Let $C$ be a projective smooth curve over $\mathbb{Q}_p^\text{ur}$.
I wonder if it is possible that $C(\mathbb{Q}_p^\text{ur})=\emptyset$.
Here is my random guess:
Consider any regular model $\mathscr{C} \longrightarrow \operatorname{Spec}\mathbb{Z}_p^\text{ur}$ of $C \longrightarrow \operatorname{Spec}\mathbb{Q}_p^\text{ur}$. The special fibre is a curve over $\overline{\mathbb{F}}_p$ and it can not have a smooth point (otherwise Hensel's lemma would give a $\mathbb{Q}_p^\text{ur}$-point of the generic fibre).
I can imagine that for some particular model, every irreducible component of the special fibre has multiplicity $\geq 2$.
But I can not imagine that special fibre of every regular model has no smooth point.

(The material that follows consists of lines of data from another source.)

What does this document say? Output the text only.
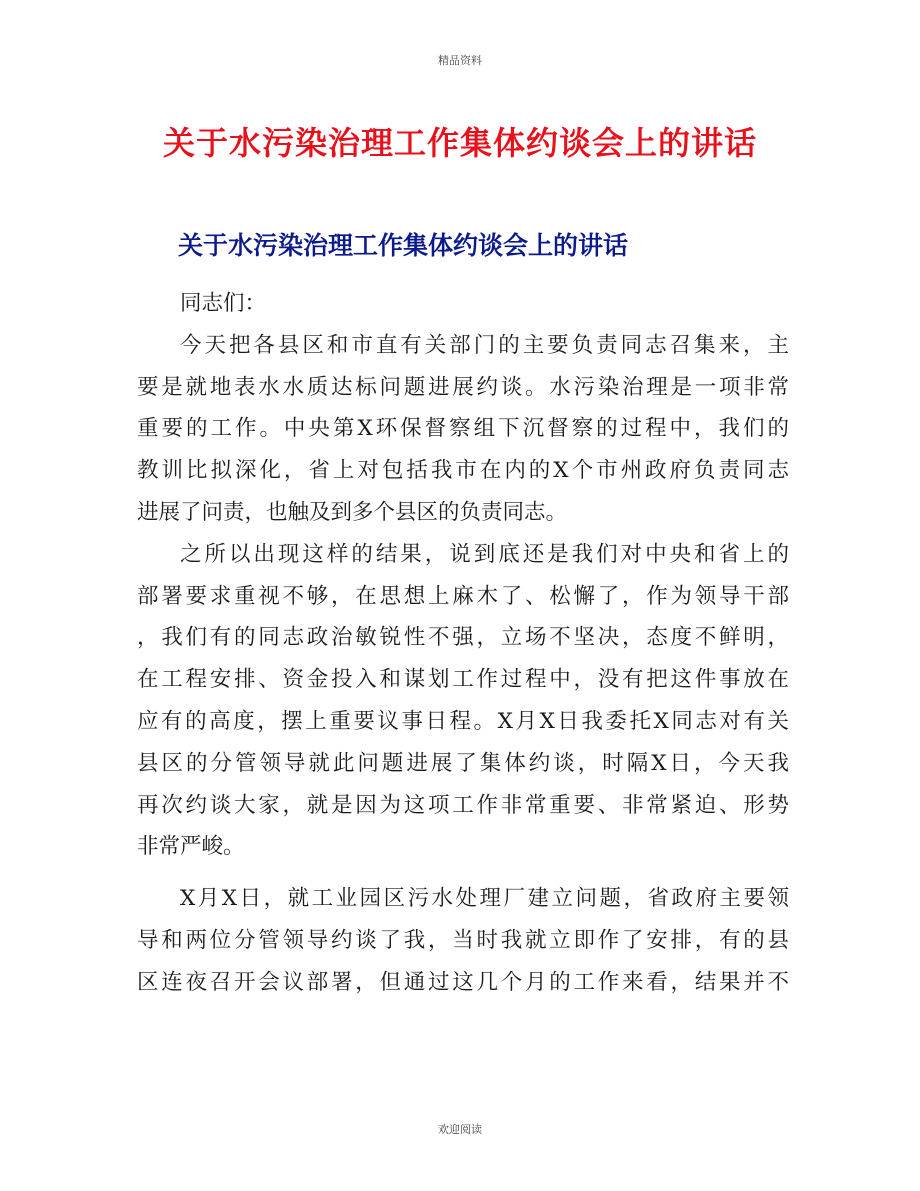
精品资料
关于水污染治理工作集体约谈会上的讲话
关于水污染治理工作集体约谈会上的讲话

同志们：

今天把各县区和市直有关部门的主要负责同志召集来，主
要是就地表水水质达标问题进展约谈。水污染治理是一项非常
重要的工作。中央第X环保督察组下沉督察的过程中，我们的
教训比拟深化，省上对包括我市在内的X个市州政府负责同志
进展了问责，也触及到多个县区的负责同志。

之所以出现这样的结果，说到底还是我们对中央和省上的
部署要求重视不够，在思想上麻木了、松懈了，作为领导干部
，我们有的同志政治敏锐性不强，立场不坚决，态度不鲜明，
在工程安排、资金投入和谋划工作过程中，没有把这件事放在
应有的高度，摆上重要议事日程。X月X日我委托X同志对有关
县区的分管领导就此问题进展了集体约谈，时隔X日，今天我
再次约谈大家，就是因为这项工作非常重要、非常紧迫、形势
非常严峻。

X月X日，就工业园区污水处理厂建立问题，省政府主要领
导和两位分管领导约谈了我，当时我就立即作了安排，有的县
区连夜召开会议部署，但通过这几个月的工作来看，结果并不

欢迎阅读
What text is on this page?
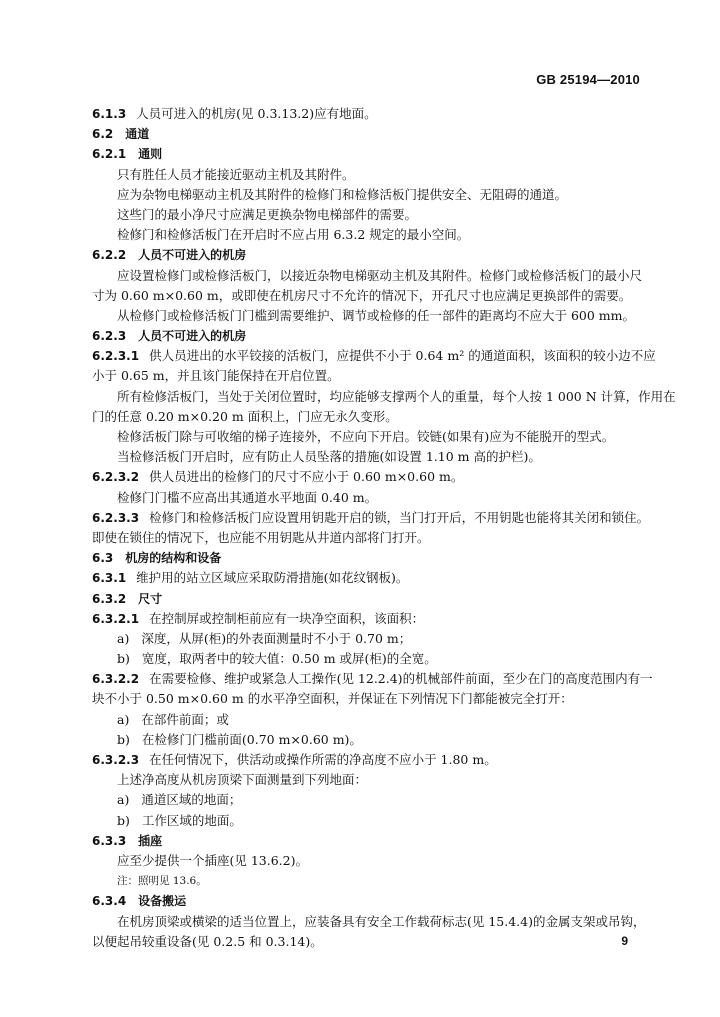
GB 25194—2010
6.1.3 人员可进入的机房(见 0.3.13.2)应有地面。
6.2　通道
6.2.1　通则
只有胜任人员才能接近驱动主机及其附件。
应为杂物电梯驱动主机及其附件的检修门和检修活板门提供安全、无阻碍的通道。
这些门的最小净尺寸应满足更换杂物电梯部件的需要。
检修门和检修活板门在开启时不应占用 6.3.2 规定的最小空间。
6.2.2　人员不可进入的机房
应设置检修门或检修活板门，以接近杂物电梯驱动主机及其附件。检修门或检修活板门的最小尺
寸为 0.60 m×0.60 m，或即使在机房尺寸不允许的情况下，开孔尺寸也应满足更换部件的需要。
从检修门或检修活板门门槛到需要维护、调节或检修的任一部件的距离均不应大于 600 mm。
6.2.3　人员不可进入的机房
6.2.3.1 供人员进出的水平铰接的活板门，应提供不小于 0.64 m² 的通道面积，该面积的较小边不应
小于 0.65 m，并且该门能保持在开启位置。
所有检修活板门，当处于关闭位置时，均应能够支撑两个人的重量，每个人按 1 000 N 计算，作用在
门的任意 0.20 m×0.20 m 面积上，门应无永久变形。
检修活板门除与可收缩的梯子连接外，不应向下开启。铰链(如果有)应为不能脱开的型式。
当检修活板门开启时，应有防止人员坠落的措施(如设置 1.10 m 高的护栏)。
6.2.3.2 供人员进出的检修门的尺寸不应小于 0.60 m×0.60 m。
检修门门槛不应高出其通道水平地面 0.40 m。
6.2.3.3 检修门和检修活板门应设置用钥匙开启的锁，当门打开后，不用钥匙也能将其关闭和锁住。
即使在锁住的情况下，也应能不用钥匙从井道内部将门打开。
6.3　机房的结构和设备
6.3.1 维护用的站立区域应采取防滑措施(如花纹钢板)。
6.3.2　尺寸
6.3.2.1 在控制屏或控制柜前应有一块净空面积，该面积：
a) 深度，从屏(柜)的外表面测量时不小于 0.70 m；
b) 宽度，取两者中的较大值：0.50 m 或屏(柜)的全宽。
6.3.2.2 在需要检修、维护或紧急人工操作(见 12.2.4)的机械部件前面，至少在门的高度范围内有一
块不小于 0.50 m×0.60 m 的水平净空面积，并保证在下列情况下门都能被完全打开：
a) 在部件前面；或
b) 在检修门门槛前面(0.70 m×0.60 m)。
6.3.2.3 在任何情况下，供活动或操作所需的净高度不应小于 1.80 m。
上述净高度从机房顶梁下面测量到下列地面：
a) 通道区域的地面；
b) 工作区域的地面。
6.3.3　插座
应至少提供一个插座(见 13.6.2)。
注：照明见 13.6。
6.3.4　设备搬运
在机房顶梁或横梁的适当位置上，应装备具有安全工作载荷标志(见 15.4.4)的金属支架或吊钩，
以便起吊较重设备(见 0.2.5 和 0.3.14)。	9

For example, the curve $C: X^3 + pY^3 + p^2Z^3 = 0$ is smooth and doesn't have a $\mathbb{Q}_p^\text{ur}$-point.
If $[x, y, z]$ is a $\mathbb{Q}_p^\text{ur}$-point on $C$, then we may choose the projective coordinates in such a way that $\min(v(x), v(y), v(z)) = 0$, where $v$ stands for the $p$-adic valuation.
From the equality $x^3 + py^3 + p^2z^3 = 0$, we see that $v(x) > 0$, and hence we can write $x = px'$.
Substituing into the equation, we again find $v(y) > 0$ and hence $y = py'$; and then $v(z) > 0$.
This contradicts the assumption that $\min(v(x), v(y), v(z)) = 0$.